Ver Emancipação da alma.
O caráter da individualidade do Espírito refuta a ideia mística de que haja almas gêmeas, ou seja, que existe para cada indivíduo um ser predestinado a lhe completar, formando uma união particular. Se cada qual tivesse a sua "cara-metade", ambos estariam divididos, incompletos, enquanto separados — o que é impossível. Os Espíritos se simpatizam, se atraem e se ligam verdadeiramente uns aos outros por sentimentos, não por laços materiais ou outra força qualquer.
No curso evolutivo, aqueles que compartilham dos mesmos desejos e instintos atraem-se e, inclusive, se habilitam para compartilhar de múltiplas experiências reencarnatórias juntos — como cônjuges, irmãos, amigos etc.
As atrações particulares entre as almas são relativas ao seu grau evolutivo. Porém, uma vez que alcancem a perfeição espiritual, largam as particularidades e se entrelaçam pelo princípio da fraternidade universal, em que somos todos irmãos, todos filhos de Deus (O Livro dos Espíritos, questões 298 a 303).
Ver: Alma gêmea.
Embora se costume dizer que a existência da alma (ser espiritual, consciência extracorporal) seja um "problema" da Religião e da Filosofia, não pertencendo ao escopo da Ciência, muitas academias científicas têm se ocupado diretamente com a questão, conquanto até então nenhuma conclusão tenha sido formalizada — nem para provar, nem para negar oficialmente que exista alma. De modo geral, o que as ciências (como a Psicologia e a Neurociência) consideram por alma é simplesmente o agente ativo da vida, das percepções sensoriais e da manifestação intelectual do indivíduo, também chamado de consciência, mente, psique, relacionado aos impulsos do cérebro — como que efeito do órgão cerebral, portanto, numa abordagem tradicionalmente materialista. O próprio Kardec assinala a limitação da ciência em relação às questões espirituais:
"As ciências gerais se fundamentam nas propriedades da matéria, que se pode experimentar e manipular livremente; os fenômenos espíritas se apoiam na ação de inteligências dotadas de vontade própria e que nos provam a cada instante que não estão subordinadas aos nossos caprichos. Portanto, as observações não podem ser feitas da mesma forma; requerem condições especiais e outro ponto de partida. (...) A Ciência propriamente dita, como ciência, é incompetente para se pronunciar na questão do Espiritismo: não tem que se ocupar com isso e qualquer que seja o seu julgamento — favorável ou não — nenhum peso poderá ter."
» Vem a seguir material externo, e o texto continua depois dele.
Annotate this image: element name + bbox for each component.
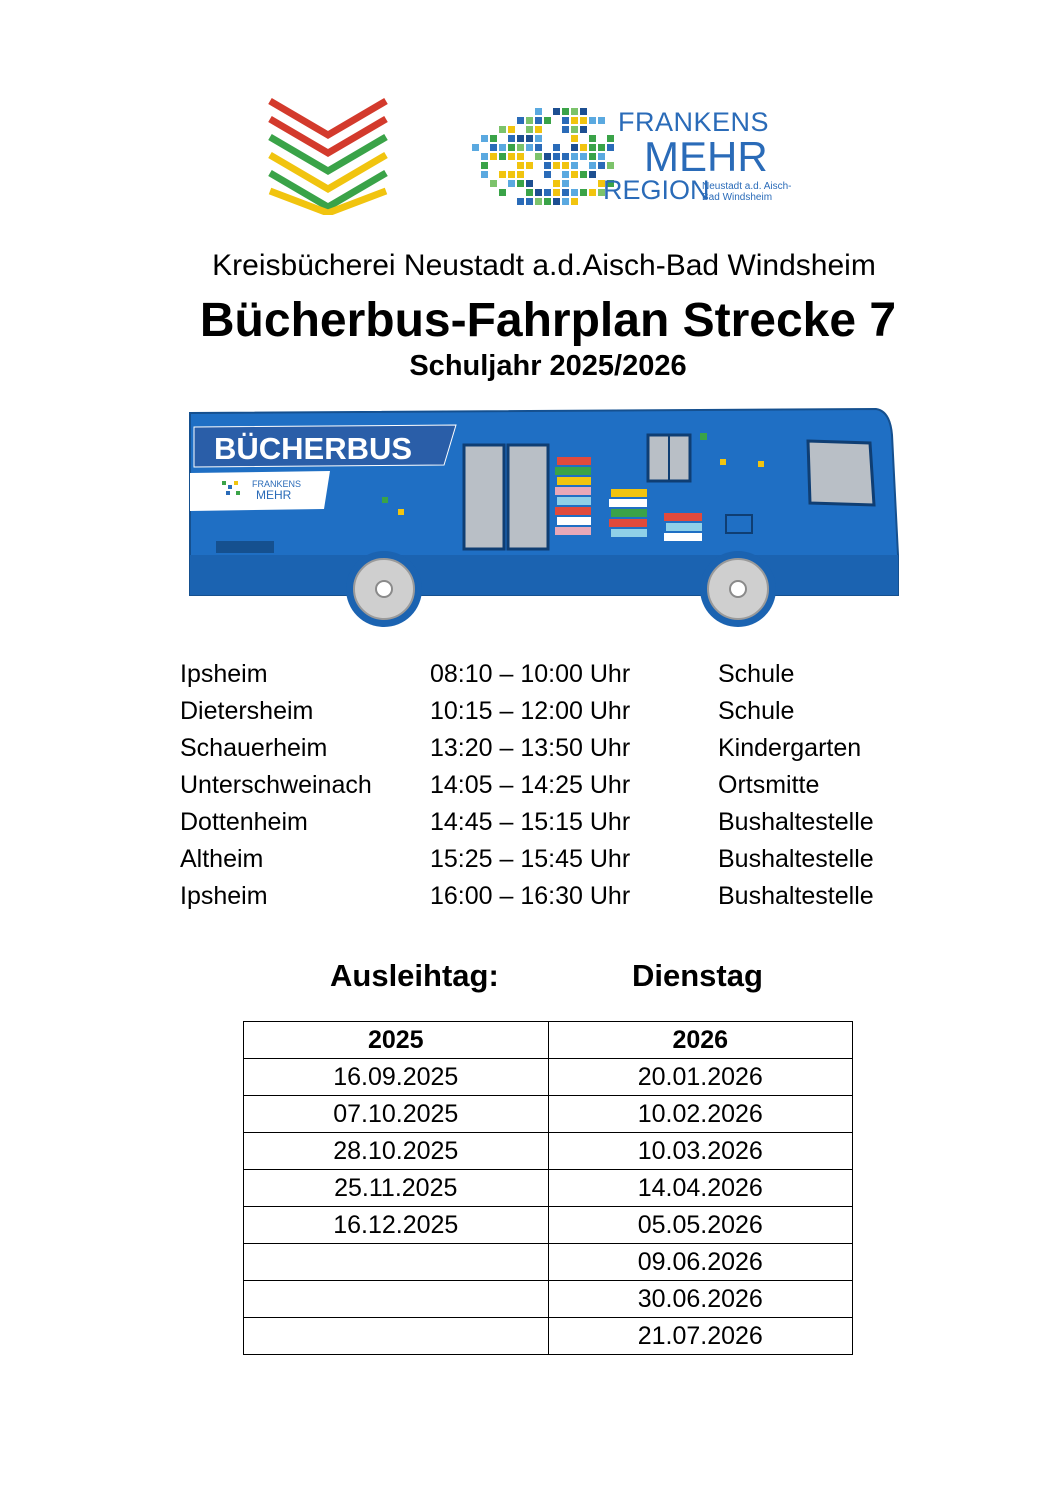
date-2026-cell: 09.06.2026 (548, 1244, 853, 1281)
schedule-row (180, 660, 940, 697)
bus-logo-line1: FRANKENS (252, 479, 302, 489)
schedule-location: Bushaltestelle (718, 808, 874, 836)
date-2025-cell (244, 1244, 549, 1281)
logo-text-region: REGION (603, 175, 710, 205)
schedule-location: Bushaltestelle (718, 882, 874, 910)
date-2025-cell: 16.12.2025 (244, 1207, 549, 1244)
bus-sign-text: BÜCHERBUS (214, 431, 413, 466)
column-header-2026: 2026 (548, 1022, 853, 1059)
institution-name: Kreisbücherei Neustadt a.d.Aisch-Bad Windsheim (212, 249, 876, 282)
schedule-location: Schule (718, 697, 795, 725)
schedule-time: 10:15 – 12:00 Uhr (430, 697, 631, 725)
schedule-location: Kindergarten (718, 734, 862, 762)
schedule-row (180, 771, 940, 808)
schedule-time: 16:00 – 16:30 Uhr (430, 882, 631, 910)
schedule-time: 08:10 – 10:00 Uhr (430, 660, 631, 688)
table-header-row (244, 1022, 853, 1059)
lending-day-value: Dienstag (632, 958, 763, 993)
date-2025-cell (244, 1281, 549, 1318)
library-book-logo (266, 95, 390, 215)
schedule-row (180, 808, 940, 845)
schedule-location: Schule (718, 660, 795, 688)
table-row (244, 1170, 853, 1207)
date-2026-cell: 05.05.2026 (548, 1207, 853, 1244)
schedule-place: Dottenheim (180, 808, 308, 836)
date-2026-cell: 20.01.2026 (548, 1059, 853, 1096)
date-2025-cell: 25.11.2025 (244, 1170, 549, 1207)
date-2026-cell: 30.06.2026 (548, 1281, 853, 1318)
schedule-time: 15:25 – 15:45 Uhr (430, 845, 631, 873)
logo-text-frankens: FRANKENS (618, 107, 770, 137)
school-year: Schuljahr 2025/2026 (409, 350, 687, 382)
table-row (244, 1133, 853, 1170)
schedule-row (180, 882, 940, 919)
bus-logo-line2: MEHR (256, 488, 292, 502)
schedule-time: 13:20 – 13:50 Uhr (430, 734, 631, 762)
lending-day-label: Ausleihtag: (330, 958, 499, 993)
date-2026-cell: 21.07.2026 (548, 1318, 853, 1355)
date-2026-cell: 10.02.2026 (548, 1096, 853, 1133)
schedule-row (180, 734, 940, 771)
schedule-place: Schauerheim (180, 734, 328, 762)
table-row (244, 1207, 853, 1244)
schedule-place: Ipsheim (180, 660, 268, 688)
frankens-mehr-region-logo (468, 95, 828, 215)
schedule-list (180, 660, 940, 919)
date-2026-cell: 10.03.2026 (548, 1133, 853, 1170)
logo-sub-line2: Bad Windsheim (702, 192, 773, 203)
schedule-place: Dietersheim (180, 697, 314, 725)
table-row (244, 1096, 853, 1133)
table-row (244, 1318, 853, 1355)
date-2025-cell (244, 1318, 549, 1355)
pixel-map-graphic (468, 95, 618, 215)
table-row (244, 1059, 853, 1096)
date-2025-cell: 07.10.2025 (244, 1096, 549, 1133)
schedule-place: Unterschweinach (180, 771, 372, 799)
schedule-location: Ortsmitte (718, 771, 820, 799)
page-title: Bücherbus-Fahrplan Strecke 7 (199, 294, 897, 347)
schedule-place: Altheim (180, 845, 264, 873)
table-row (244, 1281, 853, 1318)
logo-sub-line1: Neustadt a.d. Aisch- (702, 181, 792, 192)
schedule-time: 14:45 – 15:15 Uhr (430, 808, 631, 836)
date-2025-cell: 28.10.2025 (244, 1133, 549, 1170)
date-2025-cell: 16.09.2025 (244, 1059, 549, 1096)
bookbus-illustration (186, 405, 902, 627)
logo-text-sub (702, 181, 792, 203)
table-row (244, 1244, 853, 1281)
schedule-time: 14:05 – 14:25 Uhr (430, 771, 631, 799)
lending-dates-table (243, 1021, 853, 1355)
schedule-row (180, 845, 940, 882)
column-header-2025: 2025 (244, 1022, 549, 1059)
schedule-location: Bushaltestelle (718, 845, 874, 873)
logo-text-mehr: MEHR (644, 133, 768, 180)
schedule-row (180, 697, 940, 734)
schedule-place: Ipsheim (180, 882, 268, 910)
date-2026-cell: 14.04.2026 (548, 1170, 853, 1207)
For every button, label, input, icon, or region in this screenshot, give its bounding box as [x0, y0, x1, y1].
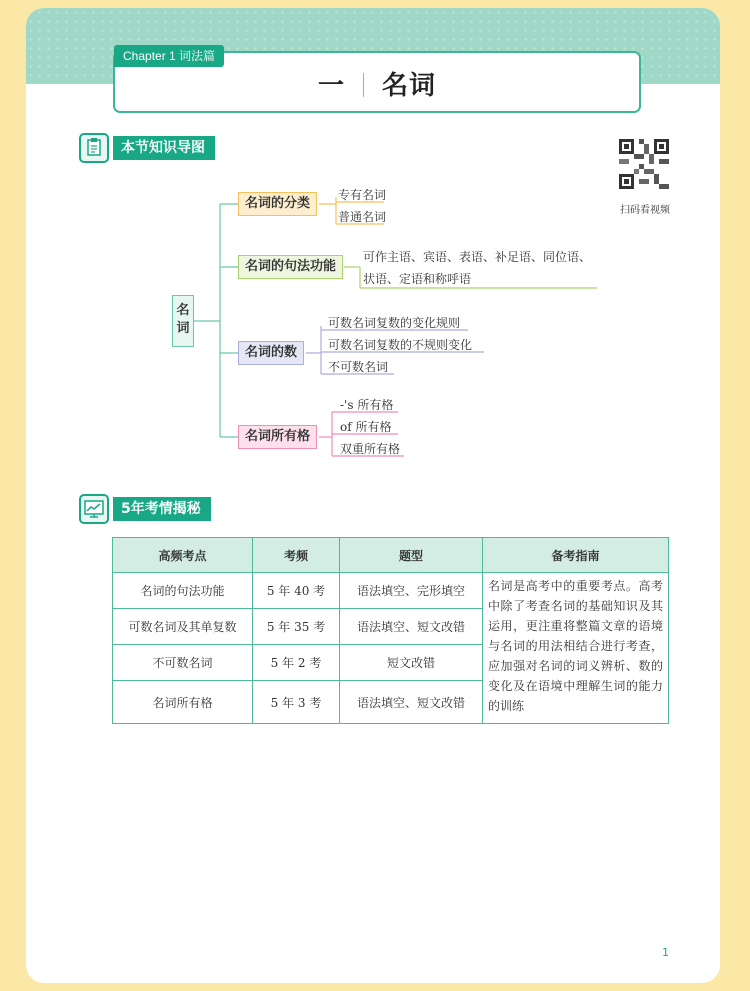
table-header-row: [113, 538, 669, 573]
table-cell: 5 年 2 考: [253, 645, 340, 681]
mindmap-leaf: 专有名词: [338, 188, 387, 202]
column-header: 考频: [253, 538, 340, 573]
mindmap-leaf: -'s 所有格: [340, 398, 394, 412]
table-cell: 可数名词及其单复数: [113, 609, 253, 645]
page: [26, 8, 720, 983]
section-label: 本节知识导图: [113, 136, 215, 160]
page-number: 1: [662, 946, 669, 959]
mindmap-leaf: 状语、定语和称呼语: [363, 272, 472, 286]
mindmap-leaf: 可数名词复数的变化规则: [328, 316, 461, 330]
column-header: 高频考点: [113, 538, 253, 573]
chapter-name: 名词: [382, 71, 437, 101]
mindmap-branch-classification: 名词的分类: [238, 192, 317, 216]
mindmap-root: 名词: [172, 295, 194, 347]
table-row: [113, 573, 669, 609]
table-cell: 短文改错: [340, 645, 483, 681]
mindmap-leaf: 双重所有格: [340, 442, 401, 456]
mindmap-leaf: 普通名词: [338, 210, 387, 224]
table-cell: 5 年 35 考: [253, 609, 340, 645]
chart-monitor-icon: [79, 494, 109, 524]
section-label: 5年考情揭秘: [113, 497, 211, 521]
mindmap-leaf: of 所有格: [340, 420, 392, 434]
mindmap-leaf: 可作主语、宾语、表语、补足语、同位语、: [363, 250, 592, 264]
column-header: 备考指南: [483, 538, 669, 573]
table-cell: 语法填空、完形填空: [340, 573, 483, 609]
chapter-number: 一: [317, 71, 345, 101]
prep-guide-cell: 名词是高考中的重要考点。高考中除了考查名词的基础知识及其运用，更注重将整篇文章的语境与名词的用法相结合进行考查，应加强对名词的词义辨析、数的变化及在语境中理解生词的能力的训练: [483, 573, 669, 724]
mindmap-branch-syntax: 名词的句法功能: [238, 255, 343, 279]
table-cell: 5 年 3 考: [253, 681, 340, 724]
table-cell: 名词所有格: [113, 681, 253, 724]
column-header: 题型: [340, 538, 483, 573]
table-cell: 名词的句法功能: [113, 573, 253, 609]
mindmap-leaf: 不可数名词: [328, 360, 389, 374]
mindmap-branch-possessive: 名词所有格: [238, 425, 317, 449]
table-cell: 不可数名词: [113, 645, 253, 681]
qr-caption: 扫码看视频: [620, 205, 670, 216]
mindmap-leaf: 可数名词复数的不规则变化: [328, 338, 473, 352]
mindmap-branch-number: 名词的数: [238, 341, 304, 365]
exam-table: [112, 537, 669, 724]
table-cell: 语法填空、短文改错: [340, 681, 483, 724]
table-cell: 语法填空、短文改错: [340, 609, 483, 645]
table-cell: 5 年 40 考: [253, 573, 340, 609]
chapter-tag: Chapter 1 词法篇: [114, 45, 224, 67]
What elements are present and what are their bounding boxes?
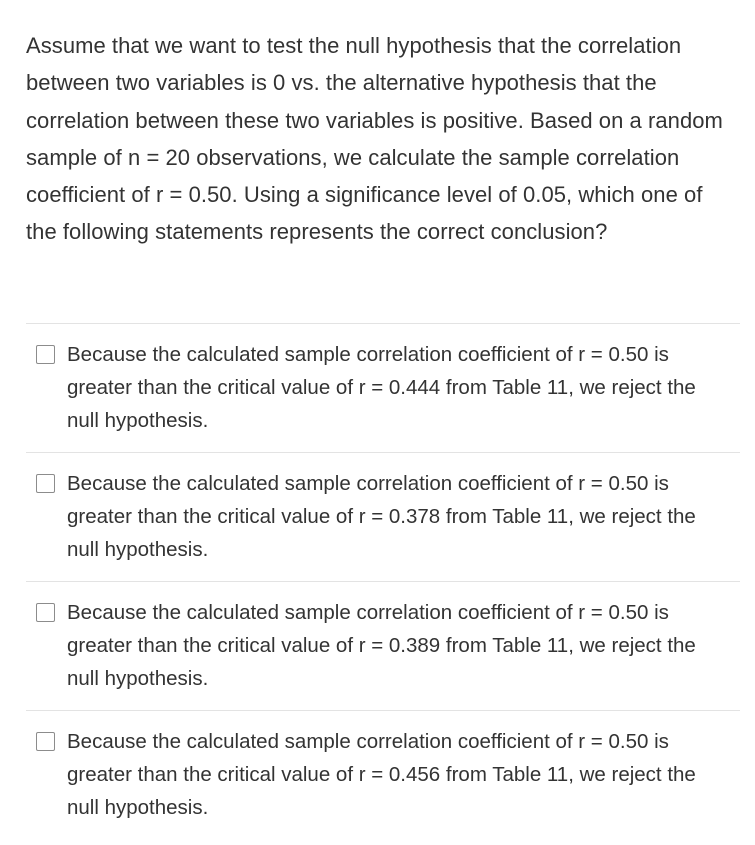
answer-option-label[interactable]: Because the calculated sample correlation coefficient of r = 0.50 is greater than the critical value of r = 0.444 from Table 11, we reject the null hypothesis. (67, 343, 696, 432)
answer-option-label[interactable]: Because the calculated sample correlation coefficient of r = 0.50 is greater than the critical value of r = 0.378 from Table 11, we reject the null hypothesis. (67, 472, 696, 561)
answer-option-2[interactable] (26, 452, 740, 581)
answer-option-4[interactable] (26, 710, 740, 839)
checkbox-icon[interactable] (36, 474, 55, 493)
answer-option-1[interactable] (26, 323, 740, 452)
checkbox-icon[interactable] (36, 345, 55, 364)
answer-option-3[interactable] (26, 581, 740, 710)
checkbox-icon[interactable] (36, 732, 55, 751)
checkbox-icon[interactable] (36, 603, 55, 622)
answer-option-label[interactable]: Because the calculated sample correlation coefficient of r = 0.50 is greater than the critical value of r = 0.389 from Table 11, we reject the null hypothesis. (67, 601, 696, 690)
answer-options (26, 323, 740, 839)
answer-option-label[interactable]: Because the calculated sample correlation coefficient of r = 0.50 is greater than the critical value of r = 0.456 from Table 11, we reject the null hypothesis. (67, 730, 696, 819)
question-text: Assume that we want to test the null hypothesis that the correlation between two variables is 0 vs. the alternative hypothesis that the correlation between these two variables is positive. Based on a random sample of n = 20 observations, we calculate the sample correlation coefficient of r = 0.50. Using a significance level of 0.05, which one of the following statements represents the correct conclusion? (26, 33, 723, 245)
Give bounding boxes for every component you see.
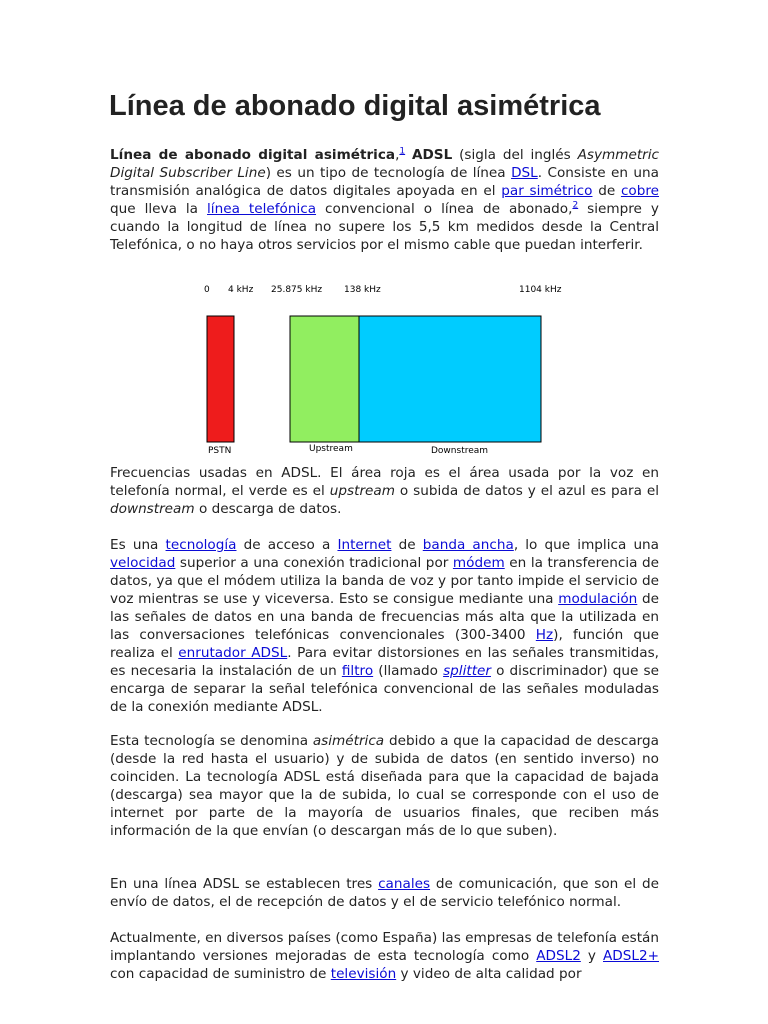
text-span: superior a una conexión tradicional por [175,555,453,571]
link-dsl[interactable]: DSL [511,165,538,181]
text-span: (llamado [373,663,444,679]
band-downstream [359,316,541,442]
text-span: . Para evitar distorsiones en las señales transmitidas, es necesaria la instalación de un [110,645,659,679]
text-span: de [391,537,423,553]
link-canales[interactable]: canales [378,876,431,892]
text-span: ) es un tipo de tecnología de línea [265,165,512,181]
text-span: Es una [110,537,166,553]
text-span: de acceso a [236,537,338,553]
text-span: o discriminador) que se encarga de separar la señal telefónica convencional de las señales moduladas de la conexión mediante ADSL. [110,663,659,715]
link-cobre[interactable]: cobre [620,183,660,199]
link-banda-ancha[interactable]: banda ancha [422,537,514,553]
freq-label-25875khz: 25.875 kHz [271,285,323,295]
link-splitter[interactable]: splitter [443,663,491,679]
adsl-frequency-diagram [196,278,576,460]
term-bold: Línea de abonado digital asimétrica [110,147,396,163]
technology-paragraph [110,536,659,716]
text-span: de [592,183,621,199]
text-span: de las señales de datos en una banda de frecuencias más alta que la utilizada en las conversaciones telefónicas convencionales (300-3400 [110,591,659,643]
text-span: , [395,147,400,163]
link-adsl2[interactable]: ADSL2 [536,948,581,964]
link-par-simetrico[interactable]: par simétrico [501,183,593,199]
link-modem[interactable]: módem [452,555,505,571]
text-span: En una línea ADSL se establecen tres [110,876,379,892]
freq-label-0: 0 [204,285,210,295]
text-span: Esta tecnología se denomina [110,733,313,749]
text-span: Actualmente, en diversos países (como España) las empresas de telefonía están implantando versiones mejoradas de esta tecnología como [110,930,659,964]
text-span: y video de alta calidad por [396,966,582,982]
band-label-downstream: Downstream [431,446,489,456]
text-span: convencional o línea de abonado, [316,201,573,217]
italic-downstream: downstream [110,501,195,517]
band-upstream [290,316,359,442]
text-span: debido a que la capacidad de descarga (desde la red hasta el usuario) y de subida de datos (en sentido inverso) no coinciden. La tecnología ADSL está diseñada para que la capacidad de bajada (descarga) sea mayor que la de subida, lo cual se corresponde con el uso de internet por parte de la mayoría de usuarios finales, que reciben más información de la que envían (o descargan más de lo que suben). [110,733,659,839]
intro-paragraph [110,146,659,254]
text-span: ), función que realiza el [110,627,659,661]
link-filtro[interactable]: filtro [341,663,374,679]
reference-1[interactable] [399,146,405,156]
channels-paragraph [110,875,659,911]
text-span: , lo que implica una [513,537,660,553]
current-paragraph [110,929,659,983]
link-velocidad[interactable]: velocidad [110,555,176,571]
english-name: Asymmetric Digital Subscriber Line [110,147,660,181]
frequency-diagram-svg [196,278,576,460]
text-span: con capacidad de suministro de [110,966,331,982]
text-span: Frecuencias usadas en ADSL. El área roja es el área usada por la voz en telefonía normal, el verde es el [110,465,659,499]
link-modulacion[interactable]: modulación [558,591,638,607]
link-tecnologia[interactable]: tecnología [165,537,237,553]
text-span: (sigla del inglés [452,147,578,163]
asymmetry-paragraph [110,732,659,840]
freq-label-138khz: 138 kHz [344,285,381,295]
reference-2-link[interactable]: 2 [572,200,579,211]
freq-label-4khz: 4 kHz [228,285,254,295]
link-adsl2-plus[interactable]: ADSL2+ [603,948,660,964]
link-linea-telefonica[interactable]: línea telefónica [207,201,317,217]
link-internet[interactable]: Internet [337,537,392,553]
text-span: o subida de datos y el azul es para el [394,483,660,499]
text-span: . Consiste en una transmisión analógica de datos digitales apoyada en el [110,165,659,199]
freq-label-1104khz: 1104 kHz [519,285,562,295]
figure-caption-paragraph [110,464,659,518]
link-hz[interactable]: Hz [535,627,554,643]
text-span: en la transferencia de datos, ya que el módem utiliza la banda de voz y por tanto impide el servicio de voz mientras se use y viceversa. Esto se consigue mediante una [110,555,659,607]
reference-1-link[interactable]: 1 [399,146,406,157]
text-span: que lleva la [110,201,208,217]
band-pstn [207,316,234,442]
band-label-upstream: Upstream [309,444,353,454]
italic-upstream: upstream [329,483,395,499]
band-label-pstn: PSTN [208,446,232,456]
text-span: siempre y cuando la longitud de línea no supere los 5,5 km medidos desde la Central Telefónica, o no haya otros servicios por el mismo cable que puedan interferir. [110,201,659,253]
italic-asimetrica: asimétrica [312,733,385,749]
link-enrutador-adsl[interactable]: enrutador ADSL [178,645,288,661]
link-television[interactable]: televisión [330,966,397,982]
abbr-bold: ADSL [411,147,453,163]
page-title: Línea de abonado digital asimétrica [109,90,601,122]
text-span: y [580,948,603,964]
text-span: o descarga de datos. [194,501,342,517]
text-span: de comunicación, que son el de envío de datos, el de recepción de datos y el de servicio telefónico normal. [110,876,659,910]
O Livro dos EspíritosAllan Kardec, - Introdução ao estudo da Doutrina Espírita, item VII
No entanto, publicações de caráter científico têm sido eventualmente apresentadas a respeito do assunto, demonstrando a possibilidade concreta de uma potência inteligente agindo extracorpo, embasadas em fenômenos concretos, por exemplo, experiências de quase-morte (EQM), reminiscência de vidas passadas e manifestações mediúnicas, que fogem às leis convencionais das ciências, mas são muito bem explicáveis à luz da Doutrina Espírita.